For many years, customer service has been an add-on for many business – that (un)necessary cost to keep those pesky customers happy. We even developed metrics that (we think) tell us how well it runs. Call durations, time to answer, first time resolution and our favourite, cost-to-serve are just a few.
Interestingly, though, most customer issues have very little to do with customer service – it has to do with the way business owners and leaders regard customers within their overall strategy. Service is just the outcome of many other strategic choices that span the entire business system. When they disconnect – it breaks – and, at that moment, it is too late. In fact, the marketing machine can keep pursuing new customers, just accelerating the problem. Maybe it is time to step back and reframe the issue.
How Did We End Up Here?
In bygone eras, we have seen the primacy of:
- Production – which gave us economies of scale + mass production
- Engineering + Robotics – which enabled the quality movement
- Marketing – which helped us marry-up products to markets, with the right intention but inside-out execution
- Technology – which gave people without personalities power (SysAdmins – yes you!), enabled automation + lowered the entry bar for many industries
- Finance – which helped businesses focus on short term and brought about cowboy antics that led to global financial crises (GFC)

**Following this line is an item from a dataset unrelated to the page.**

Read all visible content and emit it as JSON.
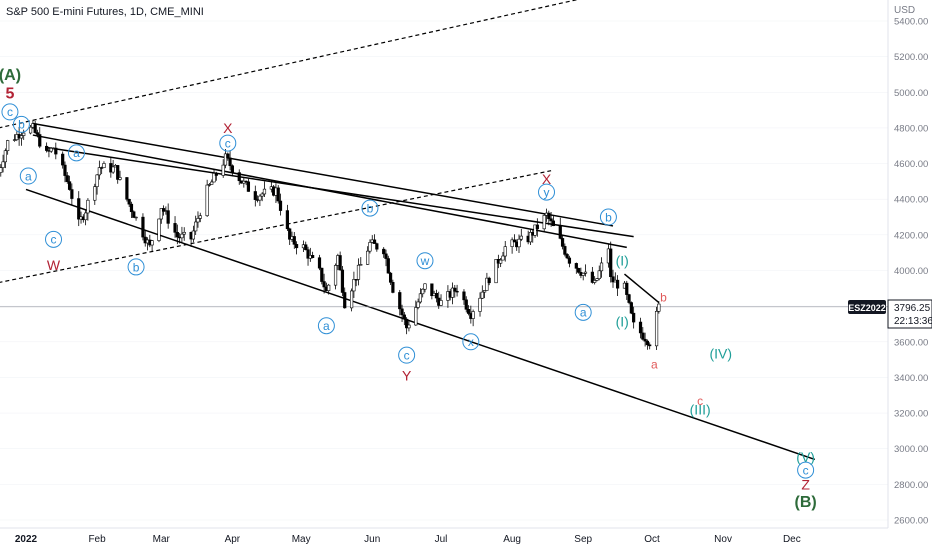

No wonder businesses have become somewhat disillusioned.
Somewhere along the way, through the ‘flavours of the month’ businesses lost sight of the real reason they even continue to function. It’s now time to reframe what is important in business.
The Ultimate Reason You Are In Business – Your Customers
We’ve previously referred to the ‘margin-service’ model developed by Harvard, that demonstrates the link between happy staff, happy customers and happy business owners.
What’s not explicit in this model is that the customer is really the focal point of the whole system.
By reframing the way you see your business, putting the customer at the heart of everything you do, you can enjoy the same top-line and bottom-line benefits that those ‘in the know’ are already experiencing. These companies know that customer service is the outcome of good strategic choices in people, processes and technology.
So Where Do You Start?
Take a quick look at your business and ask yourself the following:
- Do we have a Customer Strategy in place – beyond just customer service processes?
- Have we captured our customer promises through a Customer Charter that is shared across the business?
- Where does the customer sit in our business? On the outer or the inner?
Answer honestly, and you’re halfway there!